So 2019 begins as many previous years do- with new Simulator games that exhibit extreme examples of the, “Tear it down, reassemble everything” style of game play. In Plane Mechanic Simulator, you are tasked with repairing three British aircraft over the course of the campaign, completing various tasks from replacing wheels and refueling, to tearing down and rebuilding an engine, to completely inspect an almost 300 part plane in order to find and repair an obscure issue with little direction. So are the mechanics of Plane Mechanic Simulator enough to catch your attention, or is this a game that will crash and burn? Let’s find out.
You are a plane mechanic, if you couldn’t figure out by the name of the game. You get to name your character and will sign for him on every piece of documentation that needs be filled out, but beyond that it won’t really matter that you draw phallic symbols on every signature line in the game, as Plane Mechanic Simulator is all about the planes. In this game you can be tasked with both specific and vague tasks to complete- sometimes you’ll be told to grab the oil bowser and refuel the plane, other times you’ll just be told to inspect the plane and replace anything broken, which can take quite an amount of time.
You’ll also use your assembly, disassembly, and inspection modes to complete most all of your tasks; unscrewing bolts, removing covers, and opening up an engine has never been easier. You can also repair broken parts to get a higher end of mission score, as well.
As far as tasks are concerned, there are a lot of missions in the game- most of them give you all the time in the world for you to complete them, allowing you plenty of time to relax and figure out how to complete the objectives. Some missions can be quite vague, however, turning it into a type of puzzle game where you need to figure out exactly what the issue is. “Fix the oil problem” may be your mission in one particular mission, for example, and won’t clear until you discover that you can disassemble and check the head gaskets, along with the oil filter and oil pump. Your job performance is rated when you end a mission, which is when you select, “Task completed” on your clipboard menu. If your job was to patch bullet holes and you missed a few, for example, expect that to be taken into account on your job performance rating (and if you do so poorly in that you don’t complete all tasks, etc., you can outright fail the mission). Also, you can conserve resources by repairing items via a short mini-game rather than outright replacing them, and completing a mission using as few resources as possible will yield a higher score.
Not every mission will allow you to take as long as you want, however, as some may task you with repairing bullet holes, replace gun port patches, refuel, check and refill the oil, check the entire engine for any possible damage (including checking spark plugs), etc., in just 30 minutes time. This particular Simulator game has a lot of elements of different genres in it- patching bullet holes can be as easy as looking at the wings while in either assembly or disassembly mode, but you can lose points if you don’t go prone near the tail of the plane to find additional bullet holes on the underside of the tail. So the challenge can definitely be there, but the vast majority of the game is relaxing and taking apart extremely detailed aircraft and troubleshooting, which if you deal with computers or networking systems regularly, is a lot like puzzle solving. That’s probably the easiest way to explain the allure of these types of Simulator games- they’re relaxing puzzle games that run the gamut from logic puzzles to hidden object puzzles.

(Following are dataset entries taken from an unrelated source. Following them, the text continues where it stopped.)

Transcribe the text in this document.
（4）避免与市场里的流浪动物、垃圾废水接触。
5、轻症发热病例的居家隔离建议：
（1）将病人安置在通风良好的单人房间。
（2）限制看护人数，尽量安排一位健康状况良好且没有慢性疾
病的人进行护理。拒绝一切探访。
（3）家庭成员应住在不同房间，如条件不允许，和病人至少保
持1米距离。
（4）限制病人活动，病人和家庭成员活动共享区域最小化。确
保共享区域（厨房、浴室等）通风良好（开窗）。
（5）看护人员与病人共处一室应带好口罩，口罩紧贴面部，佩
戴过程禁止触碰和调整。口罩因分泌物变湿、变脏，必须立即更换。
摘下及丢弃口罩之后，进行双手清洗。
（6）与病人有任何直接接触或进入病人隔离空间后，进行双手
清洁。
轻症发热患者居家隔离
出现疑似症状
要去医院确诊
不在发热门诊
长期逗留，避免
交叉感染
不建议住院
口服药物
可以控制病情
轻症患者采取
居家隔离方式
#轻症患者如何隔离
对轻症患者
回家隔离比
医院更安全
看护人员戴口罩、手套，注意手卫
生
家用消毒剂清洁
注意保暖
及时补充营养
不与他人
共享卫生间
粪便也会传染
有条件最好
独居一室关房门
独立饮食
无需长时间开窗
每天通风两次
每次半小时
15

The music in the game is a mixed bag. As in, there’s not much of it that can even be immediately recalled outside of the theme that plays on the main menu that sounds like it came from a Christopher Nolan Batman film. The sound effects, on the other hand, are extremely believable and are conducive for immersion, because while working on planes you’ll hear the roar of neighboring aircraft, the clang of a dropped wrench, etc.. The ambient noises are wonderful and definitely help the player get into the game, but if you’re looking for an orchestral score, you won’t find it here.
As with most Simulator games, Plane Mechanic Simulator is very, very poorly optimized. The game looks absolutely gorgeous with tons of attention to detail in the models of the planes and each individual part that makes up each aircraft. However, a system with a GTX 1080 hits around 50-65fps with settings on high at 1440p, so players with 144Hz monitors may not be able to take full advantage of your setup while playing this particular game. The game is still in Early Access, so this can improve over time, but it is important to note. The fuel truck can also cause some extremely weird dips in frame rate by merely looking at it, tanking the game to 15fps simply because it came into view. Other strange bugs were that if you were using a ladder to check for bullet holes on top of the plane, sometimes you could just get stuck in the plane and not be able to move, thus requiring a restart, but that only happened once and seems to have been fixed now.
Simulator-style games are, as always, a particular style of game intended for a very particular audience. You don’t get to test fly the planes or anything experience anything even remotely action-like in nature, in fact, this game subverts that entirely by showing you the results of the action other people in the game’s world are having (such as fixing bullet holes in the aircraft). You learn, explore, accomplish goals one at a time while working on British planes from World War II. People who enjoy sim games and like solving puzzles may definitely find something to enjoy in Plane Mechanic Simulator as it’s very fairly priced and, outside of frame rate optimization issues and literally becoming one with the plane on accident, doesn’t subject the player to a plethora of game-ending glitches. Players who don’t enjoy simulator-style games would be better off looking elsewhere instead.